広告なしで全機能を使いたいなら、各サービスの無料体験を順番に利用する方法があります。Spotify Premiumは1〜2か月(キャンペーンにより変動)、Amazon Music Unlimitedは30日間(キャンペーン時は最大4か月)の無料体験があります。
まずはYouTubeやSpotifyで気になる曲を試聴し、気に入ったら有料サービスの無料体験でプレイリストを作るのが効率的な流れです。
Q. BGM向きの曲で集中できないときは?



サティを聴いても集中できない…クラシックBGMが合わないのかな?
旋律がある曲で集中できない場合は、段階的に試してみてください。
- まずサティ「ジムノペディ第1番」を試す
- ダメなら環境音+クラシックのミックスを試す(YouTubeで「rain sounds + classical piano」と検索)

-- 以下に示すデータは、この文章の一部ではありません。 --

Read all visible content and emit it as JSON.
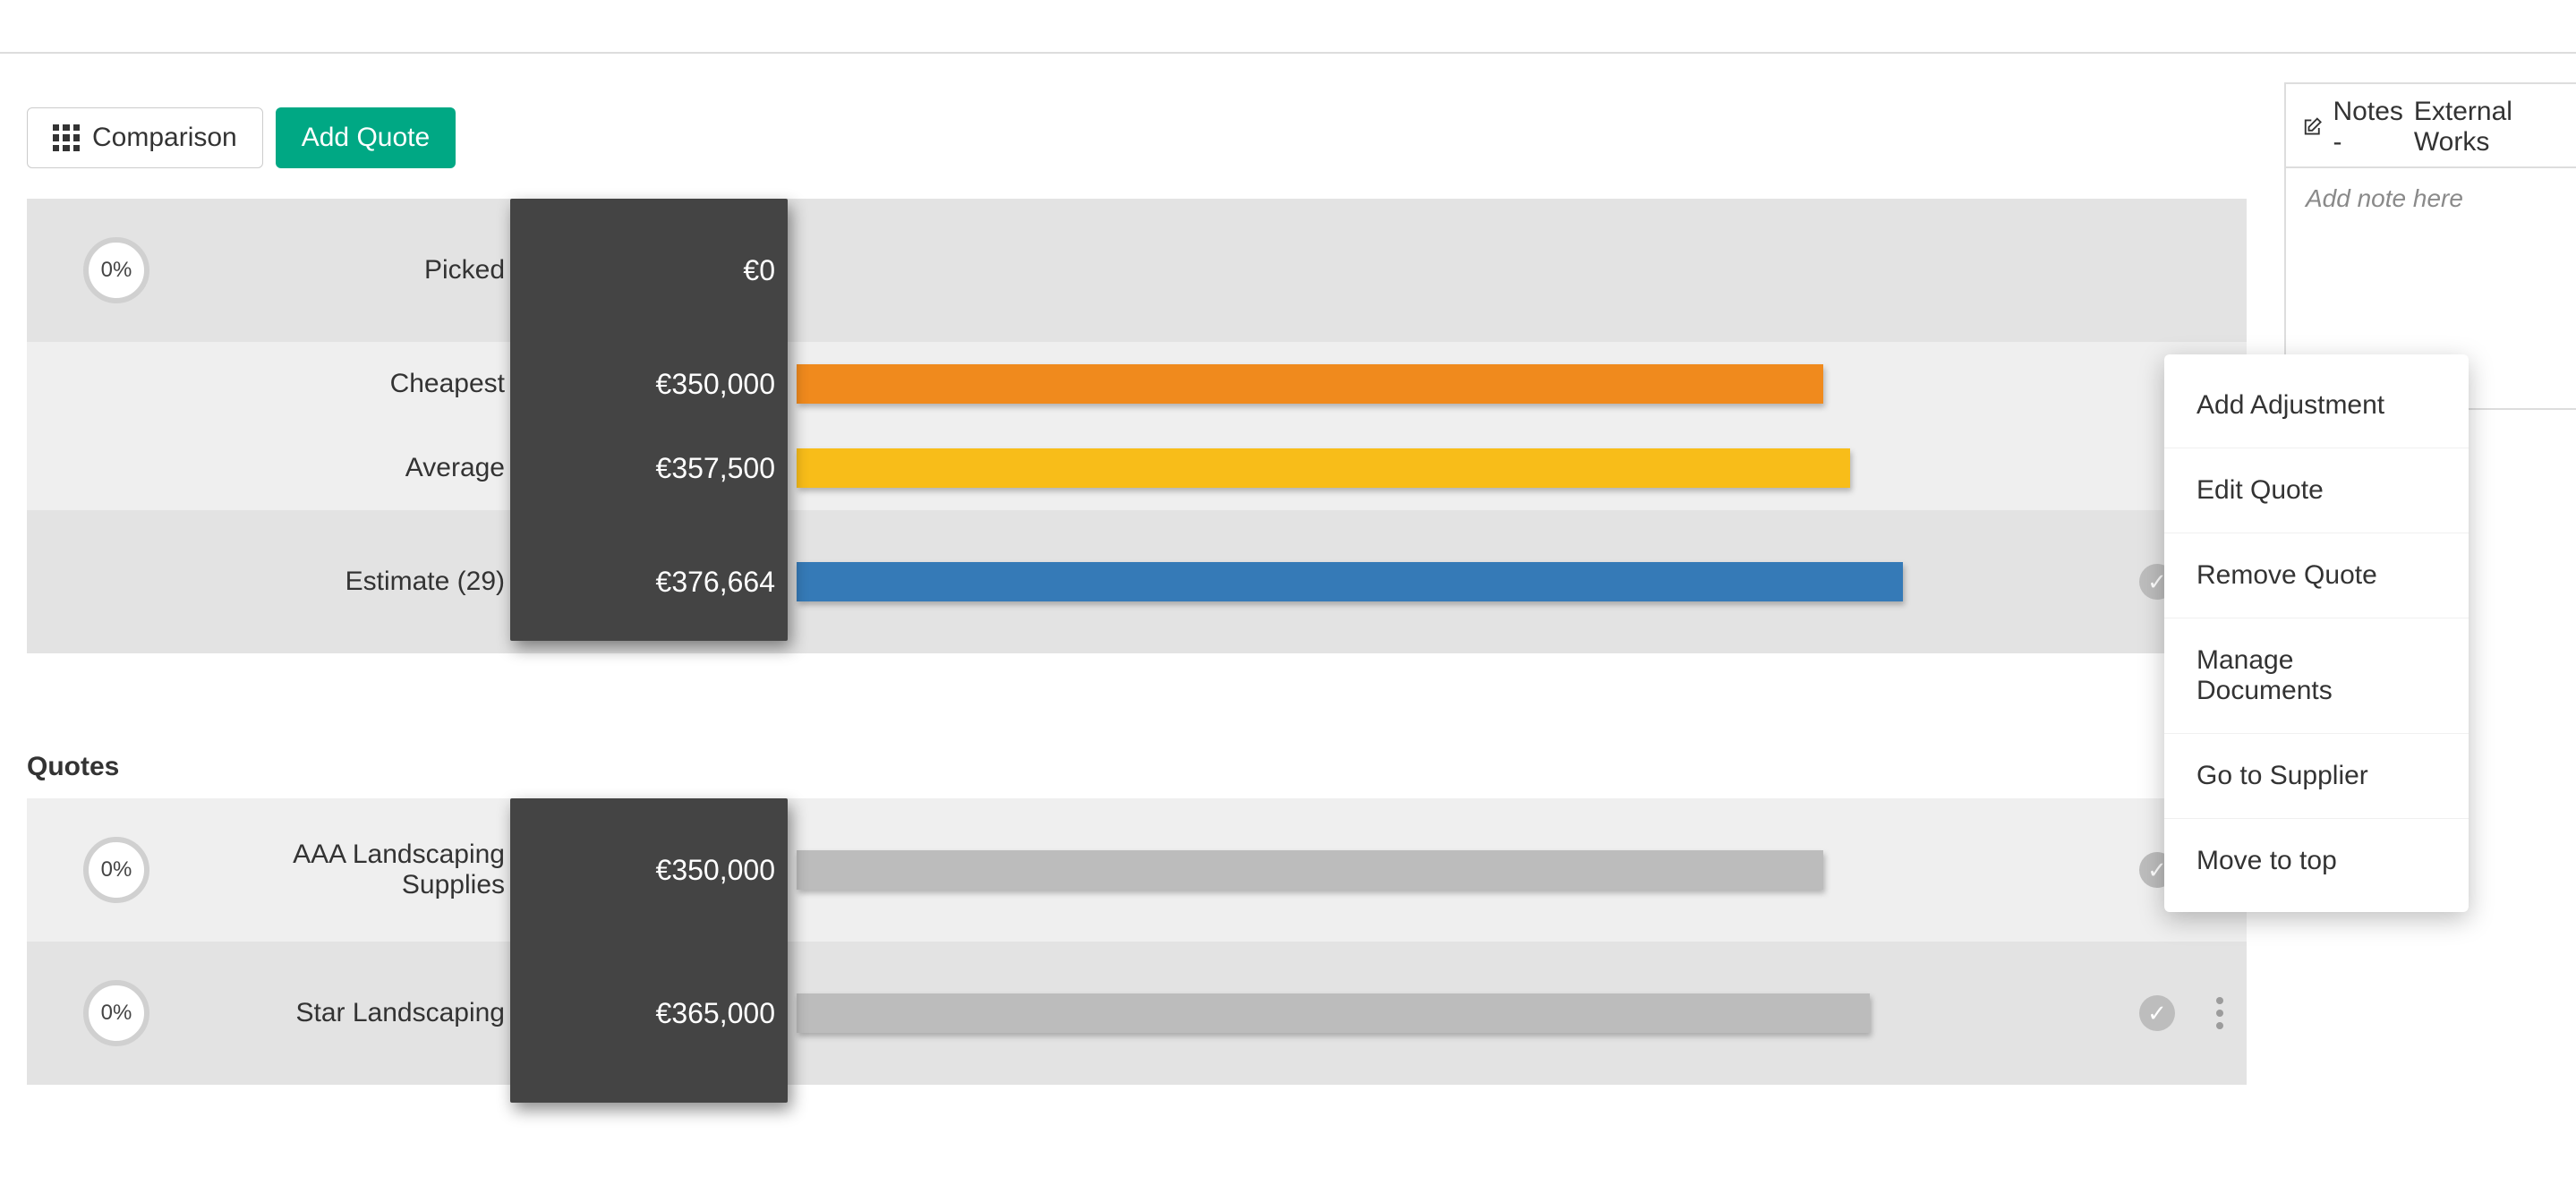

- それでもダメならホワイトノイズや自然音(川のせせらぎ、波の音)に切り替える



正直に言えば、クラシックBGMが合わない人もいます。無理にこだわる必要はありませんよ。
旋律がある音楽自体が集中の妨げになるタイプの人は、旋律のないホワイトノイズや環境音のほうが適しています。自分に合ったBGMを見つけることが最も大切です。